Blutvergiftung durch riskante Schmerzspritzen

Hausarzt muss den Hinterbliebenen eines Patienten 500.000 Euro Schmerzensgeld zahlen

onlineurteile.de - Der 50 Jahre alte Patient litt schon lange an lädierten Bandscheiben. Als er wieder einmal wegen akuter Rückenschmerzen den Hausarzt aufsuchte, griff dieser zu drastischen Mitteln: Er spritzte dem Patienten innerhalb einer Woche vier Mal das Schmerzmittel Diclofenac und gleichzeitig ein Kortison-Präparat in die Gesäßmuskulatur.

Das hohe Risiko schlimmer Nebenwirkungen bei diesem "Spritzen-Cocktail" (allergische Reaktionen, Spritzenabszess) verwirklichte sich hier in dramatischer Weise.

Einige Stunden nach der vierten Spritze brach der Patient zusammen und wurde als Notfall in eine Klinik gebracht. Dort wurde er auf der Intensivstation behandelt, doch die Ärzte konnten ihm nicht mehr helfen: Ein Spritzenabszess hatte eine Blutvergiftung und so den Kollaps ausgelöst. In der Folge versagten mehrere Organe, der ganze Körper blieb gelähmt.

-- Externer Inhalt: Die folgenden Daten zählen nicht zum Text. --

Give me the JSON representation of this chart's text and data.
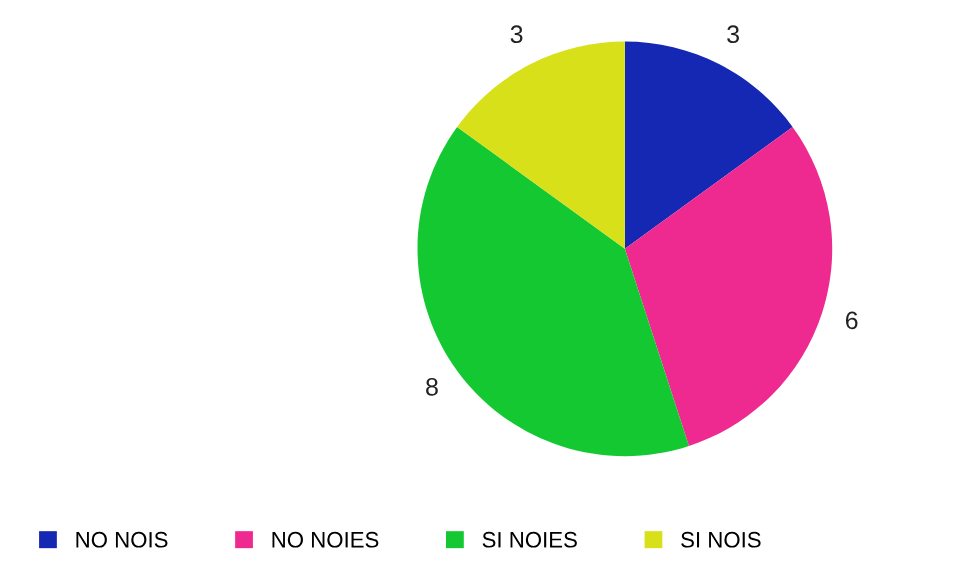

Nach einem Leidensprozess von über einem Jahr, in dem der Patient ohne jede Aussicht auf Besserung künstlich beatmet werden musste, wählte er den ärztlich begleiteten Freitod. Er hinterließ eine Frau und drei minderjährige Kinder, die als Erbengemeinschaft den Hausarzt auf Zahlung von Schmerzensgeld verklagten. Das Oberlandesgericht (OLG) Celle bestätigte die Entscheidung des Landgerichts Lüneburg, das den Mediziner zur Zahlung von 500.000 Euro verurteilt hatte (1 U 71/17).

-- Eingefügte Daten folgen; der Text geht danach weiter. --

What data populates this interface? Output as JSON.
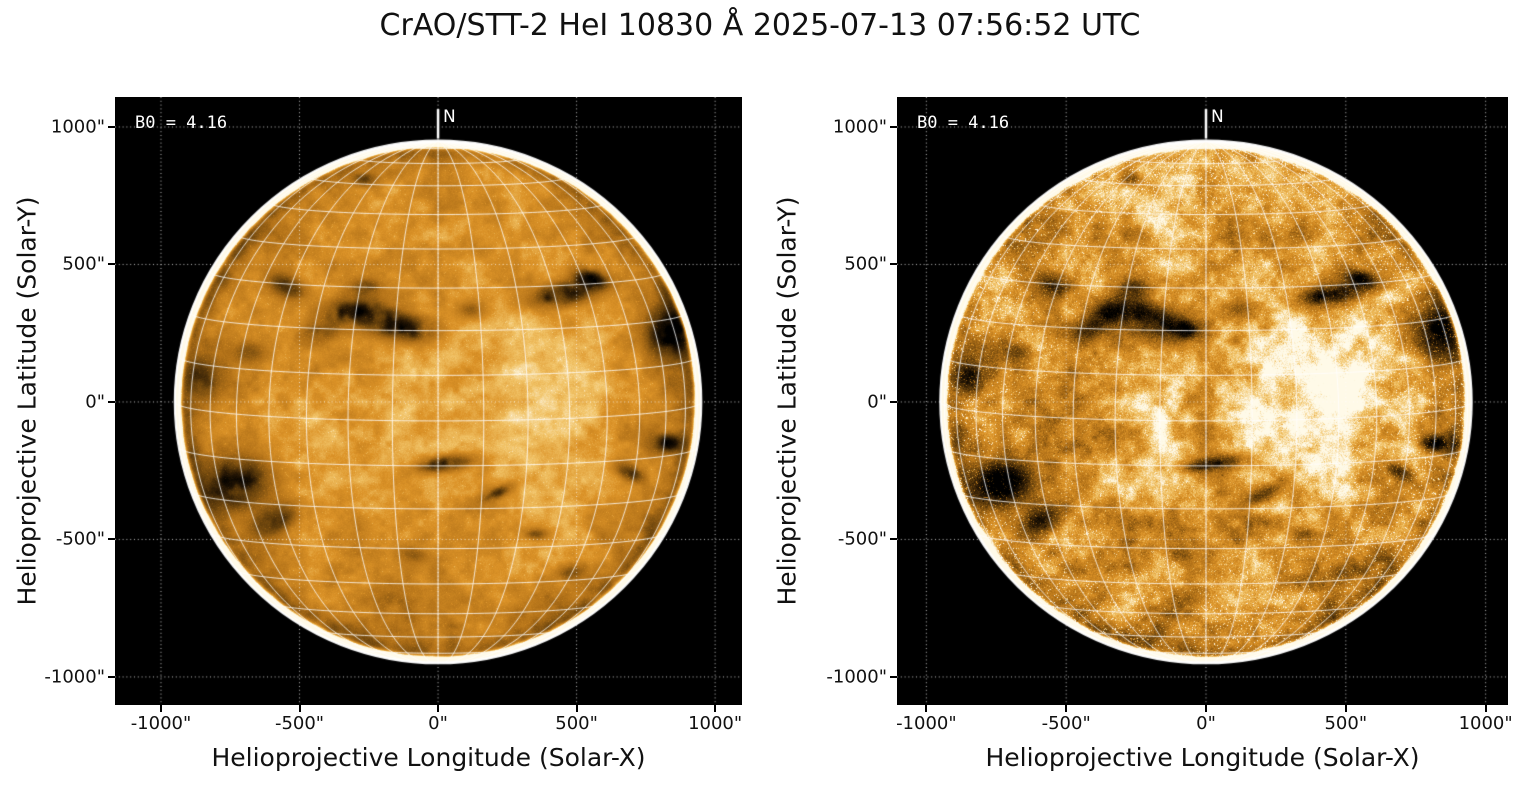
{
  "figure": {
    "title": "CrAO/STT-2 HeI 10830 Å 2025-07-13 07:56:52 UTC",
    "background": "#ffffff"
  },
  "colors": {
    "plot_background": "#000000",
    "axis_text": "#111111",
    "annotation_text": "#ffffff",
    "grid_line": "#ffffff",
    "limb_ring": "#ffffff",
    "disk_palette_stops": [
      {
        "t": 0.0,
        "hex": "#000000"
      },
      {
        "t": 0.16,
        "hex": "#261705"
      },
      {
        "t": 0.34,
        "hex": "#69430d"
      },
      {
        "t": 0.52,
        "hex": "#b07018"
      },
      {
        "t": 0.7,
        "hex": "#dc9328"
      },
      {
        "t": 0.84,
        "hex": "#f2c468"
      },
      {
        "t": 1.0,
        "hex": "#fffae8"
      }
    ]
  },
  "chart_data": [
    {
      "type": "heatmap",
      "panel": "left",
      "variant": "smooth",
      "description": "HeI 10830 Å full-disk image, smooth display",
      "xlabel": "Helioprojective Longitude (Solar-X)",
      "ylabel": "Helioprojective Latitude (Solar-Y)",
      "xlim": [
        -1166,
        1097
      ],
      "ylim": [
        -1102,
        1109
      ],
      "xticks": [
        {
          "value": -1000,
          "label": "-1000\""
        },
        {
          "value": -500,
          "label": "-500\""
        },
        {
          "value": 0,
          "label": "0\""
        },
        {
          "value": 500,
          "label": "500\""
        },
        {
          "value": 1000,
          "label": "1000\""
        }
      ],
      "yticks": [
        {
          "value": 1000,
          "label": "1000\""
        },
        {
          "value": 500,
          "label": "500\""
        },
        {
          "value": 0,
          "label": "0\""
        },
        {
          "value": -500,
          "label": "-500\""
        },
        {
          "value": -1000,
          "label": "-1000\""
        }
      ],
      "annotations": {
        "b0": "B0 = 4.16",
        "north": "N"
      },
      "b0_deg": 4.16,
      "solar_radius_arcsec": 950,
      "heliographic_grid_step_deg": 10,
      "helioprojective_grid_step_arcsec": 500,
      "grid": true
    },
    {
      "type": "heatmap",
      "panel": "right",
      "variant": "high-contrast",
      "description": "HeI 10830 Å full-disk image, contrast-enhanced display",
      "xlabel": "Helioprojective Longitude (Solar-X)",
      "ylabel": "Helioprojective Latitude (Solar-Y)",
      "xlim": [
        -1105,
        1080
      ],
      "ylim": [
        -1102,
        1109
      ],
      "xticks": [
        {
          "value": -1000,
          "label": "-1000\""
        },
        {
          "value": -500,
          "label": "-500\""
        },
        {
          "value": 0,
          "label": "0\""
        },
        {
          "value": 500,
          "label": "500\""
        },
        {
          "value": 1000,
          "label": "1000\""
        }
      ],
      "yticks": [
        {
          "value": 1000,
          "label": "1000\""
        },
        {
          "value": 500,
          "label": "500\""
        },
        {
          "value": 0,
          "label": "0\""
        },
        {
          "value": -500,
          "label": "-500\""
        },
        {
          "value": -1000,
          "label": "-1000\""
        }
      ],
      "annotations": {
        "b0": "B0 = 4.16",
        "north": "N"
      },
      "b0_deg": 4.16,
      "solar_radius_arcsec": 950,
      "heliographic_grid_step_deg": 10,
      "helioprojective_grid_step_arcsec": 500,
      "grid": true
    }
  ],
  "solar_features": {
    "columns": [
      "x_arcsec",
      "y_arcsec",
      "rx_arcsec",
      "ry_arcsec",
      "rotation_deg",
      "depth"
    ],
    "dark_regions": [
      [
        -330,
        330,
        100,
        52,
        20,
        0.42
      ],
      [
        -195,
        295,
        115,
        58,
        -10,
        0.5
      ],
      [
        -75,
        260,
        80,
        42,
        0,
        0.36
      ],
      [
        -430,
        250,
        68,
        40,
        10,
        0.3
      ],
      [
        -545,
        420,
        78,
        46,
        -25,
        0.32
      ],
      [
        -260,
        420,
        60,
        35,
        0,
        0.28
      ],
      [
        445,
        390,
        120,
        44,
        10,
        0.55
      ],
      [
        550,
        450,
        65,
        32,
        -15,
        0.42
      ],
      [
        835,
        250,
        85,
        100,
        0,
        0.5
      ],
      [
        885,
        420,
        60,
        48,
        0,
        0.4
      ],
      [
        -730,
        -295,
        120,
        88,
        12,
        0.52
      ],
      [
        -590,
        -430,
        90,
        52,
        30,
        0.36
      ],
      [
        25,
        -225,
        100,
        28,
        8,
        0.52
      ],
      [
        205,
        -335,
        75,
        24,
        25,
        0.38
      ],
      [
        825,
        -150,
        62,
        34,
        0,
        0.45
      ],
      [
        690,
        -255,
        55,
        28,
        -28,
        0.36
      ],
      [
        -845,
        90,
        58,
        68,
        0,
        0.38
      ],
      [
        355,
        -480,
        48,
        24,
        0,
        0.26
      ],
      [
        -265,
        810,
        45,
        28,
        0,
        0.26
      ],
      [
        -680,
        180,
        62,
        42,
        0,
        0.24
      ],
      [
        120,
        335,
        58,
        38,
        0,
        0.24
      ],
      [
        480,
        -620,
        55,
        30,
        10,
        0.22
      ],
      [
        -90,
        -555,
        65,
        35,
        -10,
        0.22
      ]
    ],
    "bright_regions": [
      [
        340,
        60,
        280,
        320,
        0,
        0.09
      ],
      [
        460,
        -60,
        170,
        430,
        0,
        0.08
      ],
      [
        0,
        860,
        430,
        190,
        0,
        0.07
      ],
      [
        -250,
        -60,
        220,
        260,
        0,
        0.04
      ]
    ]
  }
}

Ein medizinischer Sachverständiger hatte die mehrfache "intramuskuläre Injektion" dieser Medikamente als grob fehlerhaft bezeichnet: Sie widerspreche dem fachlichen medizinischen Standard und allen gängigen Empfehlungen. Das hohe Risiko lebensbedrohlicher Reaktionen (anaphylaktischer Schock = Sonderform der Allergie) und von Gewebeschäden am Ort der Injektion sei bekannt. Deshalb sei auch die "Fixkombination" der beiden Präparate nicht mehr zugelassen.

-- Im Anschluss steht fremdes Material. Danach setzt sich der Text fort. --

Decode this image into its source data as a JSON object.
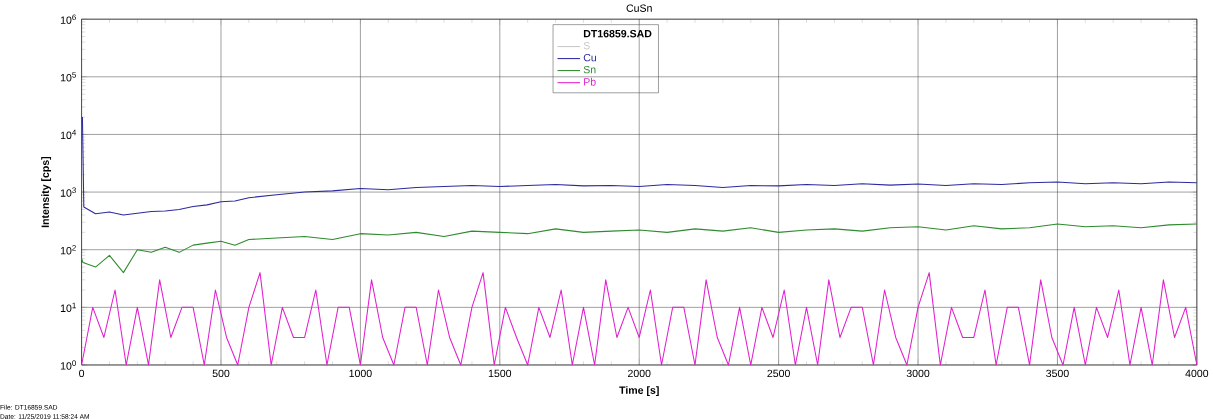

Auch wenn die Krankheit im konkreten Fall ungewöhnlich schwerwiegend verlaufen sei: Für die grob fehlerhafte Behandlung müsse der Hausarzt haften. Dass der Patient mit den fatalen Spritzen einverstanden war, ändere daran nichts: Die Zustimmung des Patienten rechtfertige keine ärztlichen Kunstfehler. Auch die Höhe des Schmerzensgeldes sei angesichts des extremen Leidens des Patienten — der schließlich den Freitod gewählt habe, um es zu beenden — durchaus angemessen.